Но ручеёк чёрных старушек, женщин в косынках, длинноволосых юношей струился дальше, к самому сердцу Лавры – Свято-Троицкому собору. На православные праздники здесь собирались толпы верующих. Мощный и невесомый одновременно, он царил над купами деревьев, над мраморными и каменными надгробиями, над речкой и кустами-цветами…
Папа никогда не упускал случая втемяшить сыну какую-нибудь историческую или архитектурную дребедень: «Видишь, – говорил, – шлем купола тяжёлый, лежит на подпорке такой с шестнадцатью окнами, называется «барабан». У папы спрашивать что бы то ни было просто опасно: тебя занесёт пургой непонятных слов, сам не рад будешь, что спросил. И от стихов не отобьёшься, зажужжит роем пчёл:
Как это – две жены? Бабушка Роза говорит, что порядочный человек худо-бедно обходится одной женой. Вот у папы худо-бедно – мама, у деда Сани – бабушка Роза. Может, кто-то шустрый хапнет сразу двух жён и хвастается: а у меня, мол, их целых две, не худо и не бедно!
Их путь пролегал через всю территорию Лавры. Если не слишком торопились, они заглядывали в любимый уголок: от стены храма влево бежала дорожка к заброшенному кладбищу. Здесь в центре позабытого всеми некрополя высилась башня: тоже всеми заброшенная и позабытая, грустная заколоченная церковь. Обойдёшь её, а там – спуск к совсем уж деревенской речке, где плавают утки, а в высокой сочной траве по берегам – брызги жёлтых одуванчиков. И шмели гудят, и зеленовато-белых капустниц ветерок носит, как на даче. Прямо не верится, что это – центр города.
Среди старинных склепов, каменных ваз и крестов с выбитыми на них полустёртыми буквами можно ходить часами, осторожно пробираясь между надгробиями.
– Не наступай на могилы, – каждый раз напоминал папа, – уважай покой мёртвых. Решётки, столбики, нарядные гробницы, Под коими гниют все мертвецы столицы…

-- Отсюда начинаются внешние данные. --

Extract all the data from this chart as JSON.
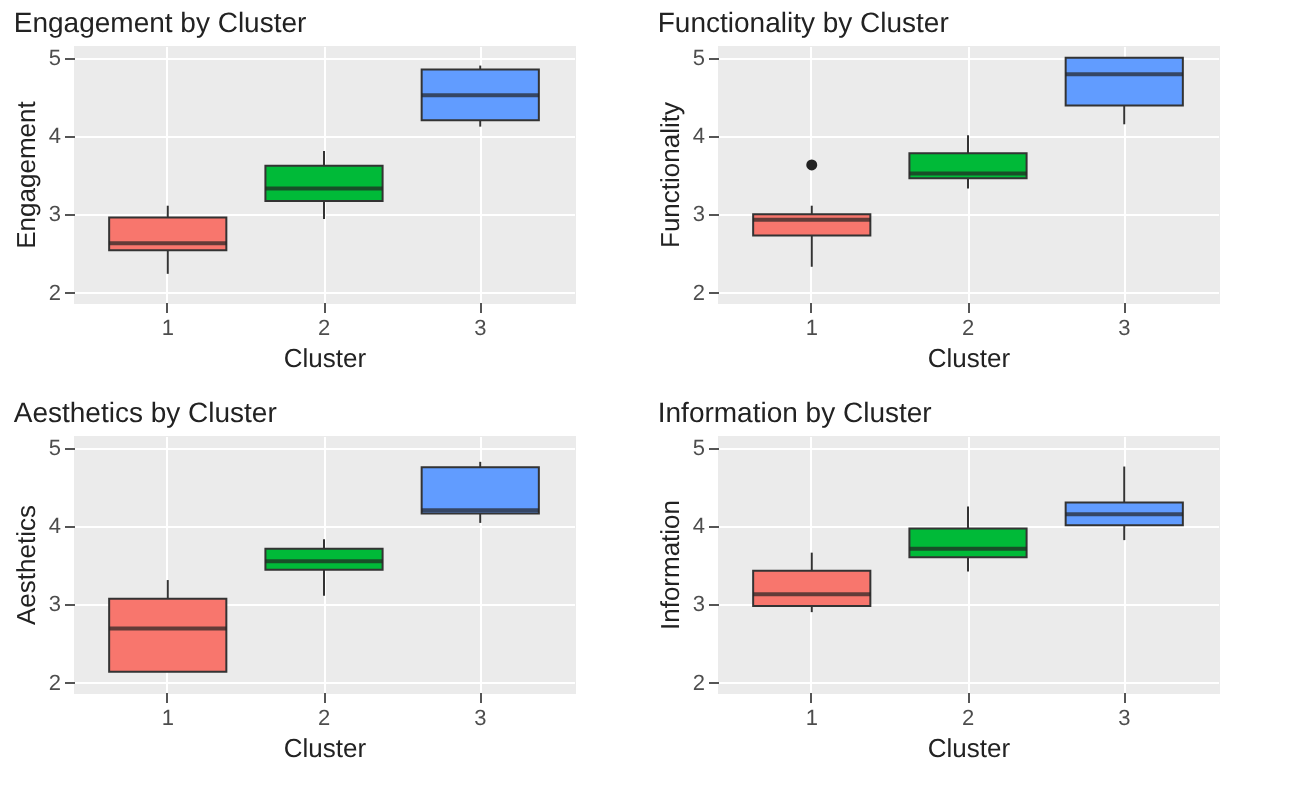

А вот главное: над изгибом речки, на откосе стоит полуразрушенный склеп с башенкой – окна запылённые, в паутине, кое-где даже разбитые. Сказочный домик крепко уснувшей, да так никем и не разбуженной Спящей Красавицы.
Но под решётки окон кто-то подсовывает маленькие пластмассовые розы; иногда придёшь – а там новые. Это усыпальница Анастасии Вяльцевой, старинной певицы такой. Папа рассказывал, что до революции к её ногам бриллианты бросали, слава гремела по всей России, а умерла она совсем молодой, от чахотки. Мама говорит, тогда все от чахотки умирали: ноги промочил, вот тебе чахотка. Ну и забыли её совсем, тем более что романсы уже не в моде. Хотя приходит же кто-то, цветы приносит…
Однажды зимой они видели протоптанную в снегу тропинку. Там у склепа человек стоял – бородатый, особенный, голову так задумчиво склонил. Красиво и печально, как на старой открытке, Сеня даже засмотрелся. «Ладно, – сказал папа, – пошли, не станем человеку мешать, пусть скорбит. … чтоб долго образ милый Таился и пылал в душе моей унылой…»
Сеня спросил: «Он её возлюбленный?» – «Ты спятил? – удивился папа. – Все её возлюбленные давно в земле сырой…» Ей-богу, папа так и выражался, причём всю жизнь, посреди обычного рабочего дня. «Тогда чего скорбеть», – подумал Сеня.
Словом, Лавра – это была беспредельно-отдельная страна внутри города, которую они проходили из конца в конец, пока на задворках не упирались в глухой забор и неприметную железную дверь папиной психиатрии. Когда-то – духовное училище, ныне – жёлтый дом, психушка, это здание обособленно и угрюмо стояло среди высоких деревьев.
В наши дни, в эпоху террора школьных психологов, подобные посещения ребёнком сумасшедшего дома выглядят по меньшей мере возмутительными. Но Сенино детство протекало в открытом и любознательном мире прилюдных драм и мордобоев, трагических судеб, увлекательных похорон, весёлых поминок и распахнутых во все стороны детских глаз.
Сумасшедший дом был пристанищем людей необыкновенных. Папа называл их больными, но Сеня приглядывался к каждому, подмечая крошечные… ну совсем чуть-чутные признаки притворства. В целом, тут была спокойная, даже задумчивая обстановка: люди в пижамах двигались медленно, обстоятельно, казались погруженными в свои мысли. Впрочем, изредка кто-то кричал, как раненая птица, и тогда все остальные замирали и прислушивались. А того, кто криком пытался прорваться за пределы этого мирка, брали в ординаторскую.